Oyuna dair yapabileceğim en net eleştri mekanikler tarafında olur sanırım. Oynanış çok fazla tekrar ediyor kendisini. Bazı noktalarda farklı şeyler sunmuş oyun ama 20 bölüm ise 2-3 bölümde farklı şeyler görüyoruz.
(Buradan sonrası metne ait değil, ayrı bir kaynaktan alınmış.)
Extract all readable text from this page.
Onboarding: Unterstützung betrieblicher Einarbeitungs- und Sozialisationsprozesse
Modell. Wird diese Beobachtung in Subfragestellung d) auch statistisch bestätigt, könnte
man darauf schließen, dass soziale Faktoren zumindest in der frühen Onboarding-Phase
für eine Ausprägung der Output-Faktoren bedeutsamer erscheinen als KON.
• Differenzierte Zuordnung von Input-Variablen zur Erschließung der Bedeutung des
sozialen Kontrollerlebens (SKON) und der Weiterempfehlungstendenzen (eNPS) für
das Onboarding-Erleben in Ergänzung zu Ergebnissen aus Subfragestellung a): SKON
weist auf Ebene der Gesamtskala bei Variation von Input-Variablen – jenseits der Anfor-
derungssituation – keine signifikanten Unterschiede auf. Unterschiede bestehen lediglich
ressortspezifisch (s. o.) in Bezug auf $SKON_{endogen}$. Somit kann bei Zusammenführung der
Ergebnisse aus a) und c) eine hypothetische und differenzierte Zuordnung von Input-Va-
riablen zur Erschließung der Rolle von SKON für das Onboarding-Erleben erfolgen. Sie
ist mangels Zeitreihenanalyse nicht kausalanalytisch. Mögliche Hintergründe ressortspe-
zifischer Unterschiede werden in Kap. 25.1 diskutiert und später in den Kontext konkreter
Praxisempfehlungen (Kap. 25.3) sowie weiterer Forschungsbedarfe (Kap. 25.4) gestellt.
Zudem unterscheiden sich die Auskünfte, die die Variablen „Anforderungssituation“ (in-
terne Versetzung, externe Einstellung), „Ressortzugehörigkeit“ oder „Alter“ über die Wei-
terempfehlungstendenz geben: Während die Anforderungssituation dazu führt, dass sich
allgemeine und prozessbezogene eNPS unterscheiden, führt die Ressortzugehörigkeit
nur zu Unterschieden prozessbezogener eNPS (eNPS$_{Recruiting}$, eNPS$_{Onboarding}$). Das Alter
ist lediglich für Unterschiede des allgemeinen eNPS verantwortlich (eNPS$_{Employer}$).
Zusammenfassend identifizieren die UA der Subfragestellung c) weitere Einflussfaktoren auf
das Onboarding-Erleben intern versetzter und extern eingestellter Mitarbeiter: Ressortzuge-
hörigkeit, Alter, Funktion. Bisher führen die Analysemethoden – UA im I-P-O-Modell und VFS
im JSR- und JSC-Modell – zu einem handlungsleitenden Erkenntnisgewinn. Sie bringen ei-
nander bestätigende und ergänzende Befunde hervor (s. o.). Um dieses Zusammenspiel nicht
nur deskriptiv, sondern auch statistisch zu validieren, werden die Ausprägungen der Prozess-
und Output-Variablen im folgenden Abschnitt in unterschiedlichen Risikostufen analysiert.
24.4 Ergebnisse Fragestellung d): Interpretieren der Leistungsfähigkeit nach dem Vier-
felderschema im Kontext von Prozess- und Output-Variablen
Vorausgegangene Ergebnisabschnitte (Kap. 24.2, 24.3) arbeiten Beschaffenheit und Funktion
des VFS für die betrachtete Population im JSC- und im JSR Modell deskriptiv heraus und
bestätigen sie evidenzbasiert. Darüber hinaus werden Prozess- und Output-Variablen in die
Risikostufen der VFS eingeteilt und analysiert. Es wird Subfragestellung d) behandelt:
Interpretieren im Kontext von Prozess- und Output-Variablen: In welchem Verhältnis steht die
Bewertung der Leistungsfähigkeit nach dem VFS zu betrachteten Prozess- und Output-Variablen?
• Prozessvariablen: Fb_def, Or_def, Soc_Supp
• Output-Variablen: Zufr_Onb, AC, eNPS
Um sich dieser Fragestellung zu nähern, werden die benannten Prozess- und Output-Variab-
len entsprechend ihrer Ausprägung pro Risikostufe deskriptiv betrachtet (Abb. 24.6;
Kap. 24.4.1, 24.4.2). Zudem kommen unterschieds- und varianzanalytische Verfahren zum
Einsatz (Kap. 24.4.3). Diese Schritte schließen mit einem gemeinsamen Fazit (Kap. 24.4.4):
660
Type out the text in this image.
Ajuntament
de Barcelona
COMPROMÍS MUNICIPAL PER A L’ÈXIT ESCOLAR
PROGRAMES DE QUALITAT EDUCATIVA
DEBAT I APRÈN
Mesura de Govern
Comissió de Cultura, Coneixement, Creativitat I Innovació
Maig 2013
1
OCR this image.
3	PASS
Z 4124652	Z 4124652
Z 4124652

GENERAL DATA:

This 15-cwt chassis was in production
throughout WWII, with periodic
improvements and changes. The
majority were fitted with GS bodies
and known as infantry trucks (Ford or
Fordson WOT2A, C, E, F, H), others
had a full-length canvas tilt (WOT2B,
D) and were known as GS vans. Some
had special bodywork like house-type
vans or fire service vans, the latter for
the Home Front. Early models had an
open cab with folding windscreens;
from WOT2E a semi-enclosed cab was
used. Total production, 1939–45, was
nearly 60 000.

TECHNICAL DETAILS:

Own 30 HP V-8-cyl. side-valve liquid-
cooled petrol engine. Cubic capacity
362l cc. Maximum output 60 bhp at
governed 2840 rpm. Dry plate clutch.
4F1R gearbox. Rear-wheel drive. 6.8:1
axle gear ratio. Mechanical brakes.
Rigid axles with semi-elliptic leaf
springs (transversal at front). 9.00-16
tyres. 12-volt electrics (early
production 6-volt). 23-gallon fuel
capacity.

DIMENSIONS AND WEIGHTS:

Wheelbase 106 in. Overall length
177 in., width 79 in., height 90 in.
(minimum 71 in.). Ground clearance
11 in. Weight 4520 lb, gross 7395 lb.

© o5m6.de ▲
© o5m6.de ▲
Keşke biraz daha arttırsalarmış oynanıştaki bu tıkanıklığı bir nebze olsun düzeltebilirlermiş.

Hikaye seven kişiler için önerebileceğim, oynanış bekleyenler için ise uzak durmasını tavsiye edebileceğim bir yapım To The Moon.
Hayatımda oynadığım en güzel oyun diyebilirim, oyun oynarken hiç ağlamamıştım oynadıktan sonra bunu da yaşadım. devam oyunu da finding paradise adıyla çıkmıştır, ilk oyun kadar aşırı duygusal bir havaya sokmasa da çok severek oynayacağınızı düşündüğüm, keyifli bir oyundur.
iyi bir oyun kesinlikle değildir, aksine oldukça kötü bir oyundur. lakin çok ama çok iyi bir interaktif görsel hikayedir. çok etkileyici ve çok duygusal bir yapım olmuş. red dead redemption 2 sonrası sonunda ağladığım bu 2. oyun oldu son zamanlarda. gerçi hala oyun olarak değil, interaktif görsel hikaye savımın arkasındayım. aslında interaktif de değil, ama çok kaliteli iş. yapanların emeğine sağlık....

o değilde baş karakterler de benim kafadan, onlar da "moonseeker"....
oynayın, oynatın. başyapıttır.

"çünkü bir gün... onlardan birini arkadaş edineceğim..."
hüzün dolu bir hikayesi olan oyun, ah johnny ah. Bir annenin kendi oğlunu arabasıyla ezmesi de nedir yahu, başka birisi tarafından ezilmiş olsaydı bari.